Hardware isolation. Every Box is a microVM with its own dedicated kernel — hardware-level virtualization via KVM on Linux and Hypervisor.framework on macOS. Fully OCI-compatible, so any Docker Hub image works out of the box. Would you let a random AI agent run rm -rf / on your machine? With BoxLite, you can — it'll only destroy the sandbox.
The BoxLite team has also built some higher-level projects: ClaudeBox uses BoxLite to isolate Claude Code execution, and boxlite-mcp provides an MCP server that integrates directly with Claude Desktop, letting AI agents operate browsers and run commands in an isolated desktop environment.
Conclusion
Back to the question we started with: why is a technology that's been around for decades suddenly being revisited in the age of AI?

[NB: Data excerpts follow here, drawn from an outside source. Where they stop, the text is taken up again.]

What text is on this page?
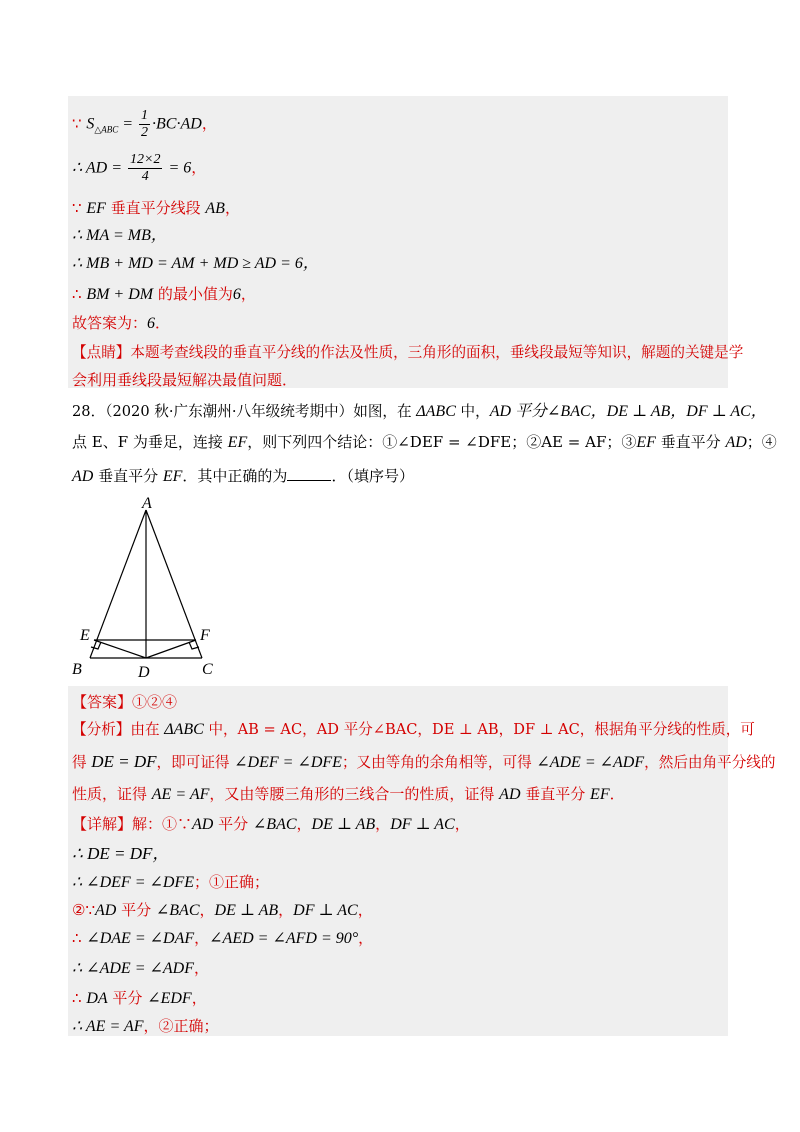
∵ $S_{\triangle ABC} = \frac{1}{2} \cdot BC\cdot AD$，
∴ AD = $\frac{12\times 2}{4} = 6$，
∵ EF 垂直平分线段 AB，
∴ MA = MB，
∴ MB + MD = AM + MD ≥ AD = 6，
∴ BM + DM 的最小值为6，
故答案为：6．
【点睛】本题考查线段的垂直平分线的作法及性质，三角形的面积，垂线段最短等知识，解题的关键是学
会利用垂线段最短解决最值问题．
28．（2020 秋·广东潮州·八年级统考期中）如图，在 ΔABC 中，AD 平分∠BAC，DE ⊥ AB，DF ⊥ AC，
点 E、F 为垂足，连接 EF，则下列四个结论：①∠DEF = ∠DFE；②AE = AF；③EF 垂直平分 AD；④
AD 垂直平分 EF．其中正确的为	．（填序号）
A
E	F
B	D	C
【答案】①②④
【分析】由在 ΔABC 中，AB = AC，AD 平分∠BAC，DE ⊥ AB，DF ⊥ AC，根据角平分线的性质，可
得 DE = DF，即可证得 ∠DEF = ∠DFE；又由等角的余角相等，可得 ∠ADE = ∠ADF，然后由角平分线的
性质，证得 AE = AF，又由等腰三角形的三线合一的性质，证得 AD 垂直平分 EF．
【详解】解：①∵AD 平分 ∠BAC，DE ⊥ AB，DF ⊥ AC，
∴ DE = DF，
∴ ∠DEF = ∠DFE；①正确；
②∵AD 平分 ∠BAC，DE ⊥ AB，DF ⊥ AC，
∴ ∠DAE = ∠DAF，∠AED = ∠AFD = 90°，
∴ ∠ADE = ∠ADF，
∴ DA 平分 ∠EDF，
∴ AE = AF，②正确；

| Virtualization 15 years ago | Sandboxes today |
| Built for humans | Built for AI agents |
| Startup: minutes | Startup: milliseconds |
| Lifespan: months / years | Lifespan: seconds / hours |
| Concurrency: dozens | Concurrency: thousands |
| Deployment: managed by ops teams | Deployment: pip install |
| Core need: resource utilization | Core need: security + speed + DX |
The requirements have changed, but the core need — "provide an isolated, secure space for computation" — has never changed.

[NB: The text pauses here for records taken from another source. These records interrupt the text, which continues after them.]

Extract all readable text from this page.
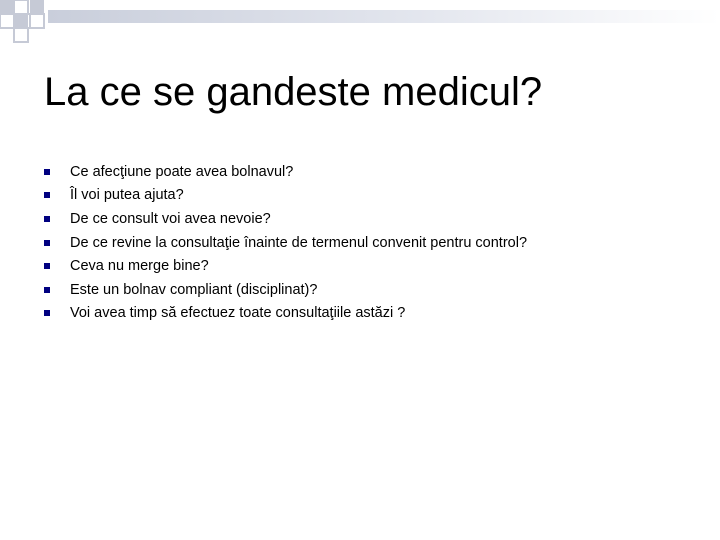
La ce se gandeste medicul?
Ce afecţiune poate avea bolnavul?
Îl voi putea ajuta?
De ce consult voi avea nevoie?
De ce revine la consultaţie înainte de termenul convenit pentru control?
Ceva nu merge bine?
Este un bolnav compliant (disciplinat)?
Voi avea timp să efectuez toate consultaţiile astăzi ?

The way I see it, the future of sandboxes will be layered. Cloud-based managed sandboxes will serve SaaS products and high-concurrency scenarios. But for the broader developer community — those writing code locally, running agents locally, building applications locally — sandboxes need to be as lightweight, embeddable, and local-first as SQLite. BoxLite is doing exactly that.
Giving every developer and every agent an isolated, secure environment at their fingertips — that's probably the most important thing happening in the sandbox space right now.